2005 Salt Lake City Annual Meeting (October 16–19, 2005)

Paper No. 1
Presentation Time: 8:00 AM

USING STREAMFLOW RECESSION TO ESTIMATE GROUND-WATER RECHARGE


WINTER, Thomas C., U.S. Geol Survey, Mail Stop 413 Denver Federal Center, Lakewood, CO 80225, tcwinter@usgs.gov

From the time of Darcy, hydrologists have been aware of the connection between ground water and streamflow. By the late 1800s, hydrologists such as Boussinesq tried to develop methods to quantify the connection. During the early 1960s, hydrologists such as Rorabaugh, Meyboom, Knisel, and Glover, brought renewed effort to the development of quantitative methods for analyzing the interaction of ground water and surface water. As with Boussinesq, the one-dimensional analytical solutions they developed were of very simplified systems, where aquifers were isotropic and homogeneous and streams fully penetrated the aquifer. Furthermore, recharge was assumed to be uniform over the entire area of the aquifer. Rorabaugh developed two methods for estimating recharge, the instantaneous recharge method and the constant recharge method. For the instantaneous-recharge method, recharge is assumed to take place instantaneously, and recharge is calculated for each precipitation event.
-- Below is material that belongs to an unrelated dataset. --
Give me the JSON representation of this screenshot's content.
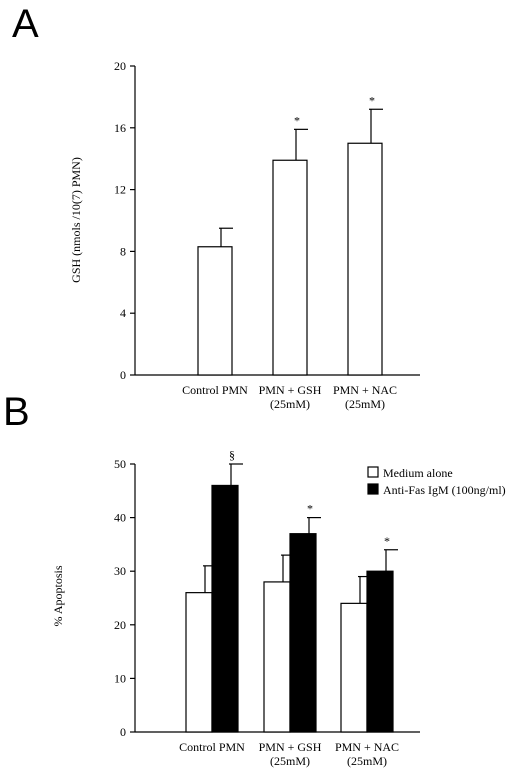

This method should be termed the Rorabaugh/Glover method because the method incorporates work by Glover for analyzing drainage from irrigated fields. For the constant recharge method, recharge is assumed to take place over a period of time, usually months, and a type curve solution is used to calculate a single value of recharge for that time period. For comparison of the two methods, analysis of a hydrograph of Indian Creek near Troy, Alabama, over a 5-month period of November through March, indicated 7.2 inches of recharge determined by the instantaneous recharge method and 6.7 inches of recharge determined by the constant recharge method. Although developed more than 40 years ago, hydrologists still find the Rorabaugh methods useful because of the widespread availability of stream-discharge data.